Tencent Esports et l’OCA unissent leurs forces : un partenariat décennal pour révolutionner l’esport asiatique

En octobre 2025, Tencent Esports et le Conseil Olympique d’Asie (OCA) ont officialisé un partenariat historique de dix ans, marquant une étape décisive vers l’intégration de l’esport dans le paysage sportif asiatique. Avec Yati Zhang (Tencent) à la tête de la stratégie esports de l’OCA, ce projet ambitieux vise à unifier les standards compétitifs, organiser des événements transcontinentaux et transformer l’esport en pilier structurel du sport. Parallèlement, Tencent accélère son expansion mondiale avec VALORANT Mobile et des collaborations comme l’Esports World Cup, consolidant sa domination sur un marché asiatique qui pèse déjà 57 % des revenus mondiaux du secteur. Une alliance qui pourrait faire bondir les investissements de 40 % d’ici 2027.

A retenir :

  • Partenariat décennal inédit : Tencent Esports devient le partenaire technologique exclusif de l’OCA pour intégrer l’esport aux sports traditionnels en Asie, avec une feuille de route ambitieuse jusqu’en 2035.
  • Yati Zhang (Tencent) nommée responsable esports de l’OCA, chargée d’harmoniser les standards compétitifs et d’organiser des événements transcontinentaux dans une région aux régulations disparates.
  • L’esport, futur pilier olympique ? L’OCA voit dans ce partenariat une « transition vers une ère de co-construction systémique », où l’esport dépasserait son statut de discipline associée.
  • VALORANT Mobile et l’offensive mondiale : Tencent dévoile un calendrier compétitif pour 2026 en Chine, marché clé où l’esport mobile génère 35 % des revenus du secteur (Nikkei Asia, 2025).
  • Un écosystème fragmenté en quête d’unité : Malgré sa domination économique (1,8 Md$ de revenus en 2025), l’Asie peine à uniformiser ses infrastructures. Ce partenariat pourrait changer la donne.
  • 40 % d’investissements en plus d’ici 2027 : Selon Deloitte, les alliances public-privé comme celle-ci pourraient dynamiser le marché asiatique, déjà leader mondial.
  • Double stratégie : Entre légitimation olympique (via l’OCA) et domination économique (VALORANT, Honor of Kings), Tencent mise sur un équilibre audacieux.
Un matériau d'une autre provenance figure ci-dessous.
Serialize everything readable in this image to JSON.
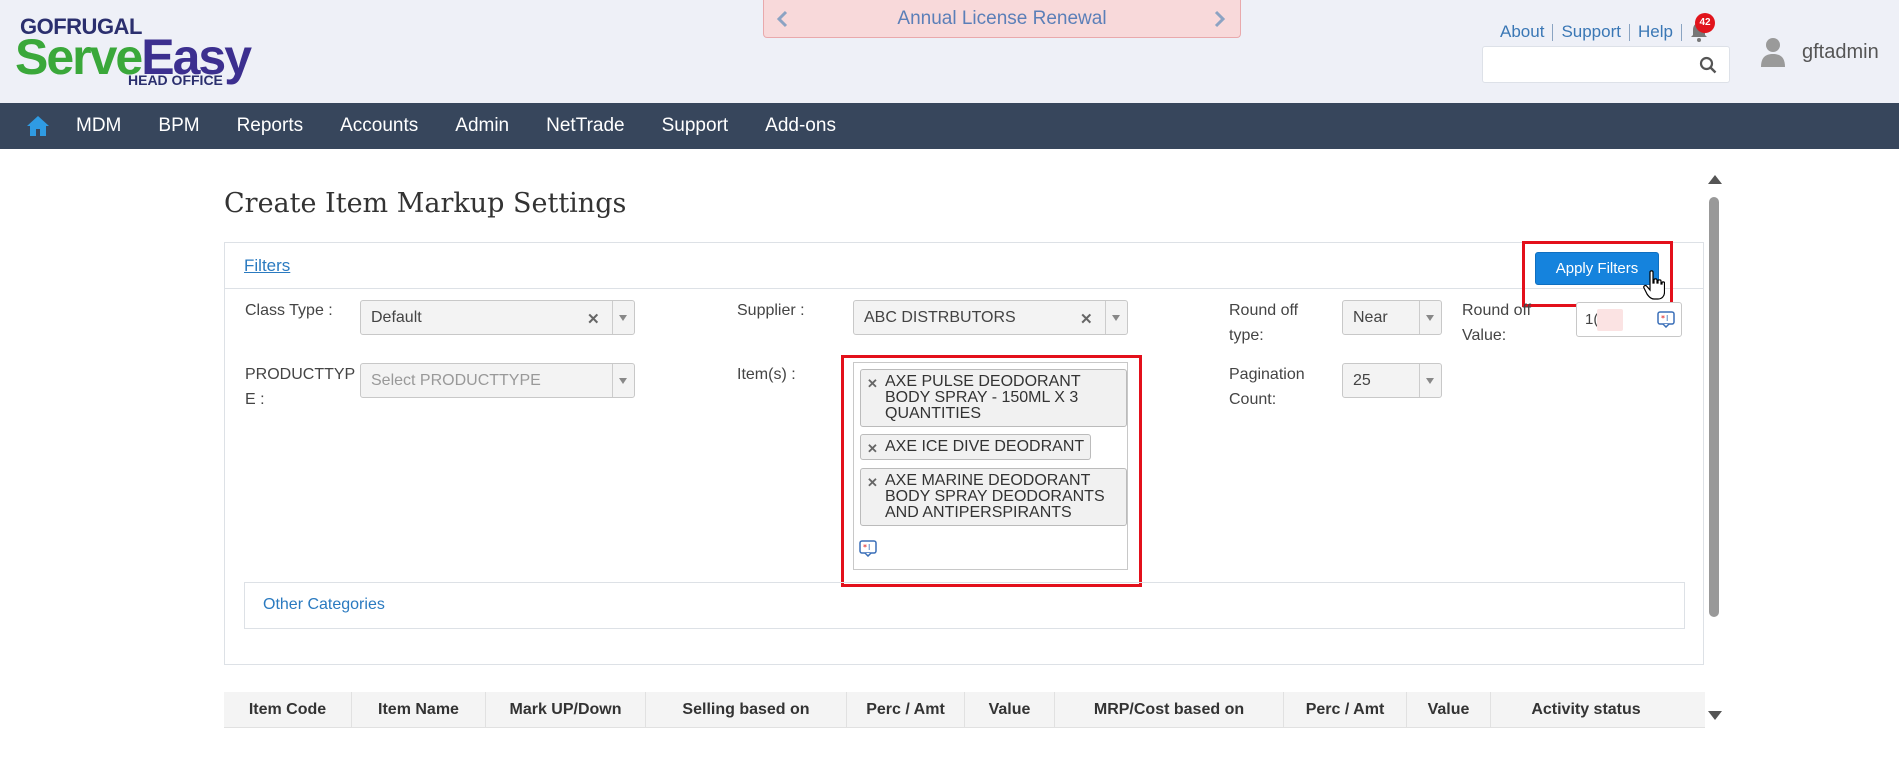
{
  "header": {
    "logo": {
      "top": "GOFRUGAL",
      "serve": "Serve",
      "easy": "Easy",
      "sub": "HEAD OFFICE"
    },
    "license_banner": "Annual License Renewal",
    "links": [
      "About",
      "Support",
      "Help"
    ],
    "notification_count": "42",
    "search": {
      "value": "",
      "placeholder": ""
    },
    "username": "gftadmin"
  },
  "navbar": {
    "items": [
      "MDM",
      "BPM",
      "Reports",
      "Accounts",
      "Admin",
      "NetTrade",
      "Support",
      "Add-ons"
    ]
  },
  "page": {
    "title": "Create Item Markup Settings",
    "filters_label": "Filters",
    "apply_filters_label": "Apply Filters",
    "fields": {
      "class_type": {
        "label": "Class Type :",
        "value": "Default"
      },
      "supplier": {
        "label": "Supplier :",
        "value": "ABC DISTRBUTORS"
      },
      "round_off_type": {
        "label": "Round off type:",
        "value": "Near"
      },
      "round_off_value": {
        "label": "Round off Value:",
        "value": "1("
      },
      "producttype": {
        "label": "PRODUCTTYPE :",
        "placeholder": "Select PRODUCTTYPE"
      },
      "items": {
        "label": "Item(s) :",
        "selected": [
          "AXE PULSE DEODORANT BODY SPRAY - 150ML X 3 QUANTITIES",
          "AXE ICE DIVE DEODRANT",
          "AXE MARINE DEODORANT BODY SPRAY DEODORANTS AND ANTIPERSPIRANTS"
        ]
      },
      "pagination_count": {
        "label": "Pagination Count:",
        "value": "25"
      }
    },
    "other_categories_label": "Other Categories"
  },
  "table": {
    "columns": [
      "Item Code",
      "Item Name",
      "Mark UP/Down",
      "Selling based on",
      "Perc / Amt",
      "Value",
      "MRP/Cost based on",
      "Perc / Amt",
      "Value",
      "Activity status"
    ]
  },
  "colors": {
    "navbar_bg": "#37465c",
    "primary_button": "#1583dd",
    "highlight_border": "#e3101b",
    "link": "#2a7ac0",
    "badge": "#e1141c"
  }
}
Un tournant historique pour l’esport asiatique

Octobre 2025 restera une date clé pour l’esport mondial. Lors de sa réunion à Bahreïn, le comité exécutif du Conseil Olympique d’Asie (OCA) a officialisé un partenariat décennal avec Tencent Esports, géant chinois du secteur. Cet accord, bien plus qu’une simple collaboration, marque l’ambition de faire de l’esport un pilier du sport asiatique, aux côtés des disciplines traditionnelles. Pour la première fois, un acteur privé comme Tencent endosse un rôle institutionnel au sein d’une organisation sportive continentale, avec des prérogatives étendues : développement des infrastructures, organisation d’événements, et même influence sur les régulations.

Ce partenariat s’inscrit dans la continuité des Jeux Asiatiques de Hangzhou (2023), où l’esport avait fait une entrée remarquée en tant que discipline de démonstration. Mais cette fois, l’enjeu est bien plus vaste : il s’agit de structurer durablement un écosystème encore fragmenté. Comme l’a souligné le Dr. Husain Al-Musallam, directeur général de l’OCA, cette alliance marque une « transition vers une ère de co-construction systémique », où l’esport ne serait plus un simple appendice des Jeux, mais un composant à part entière du paysage sportif asiatique.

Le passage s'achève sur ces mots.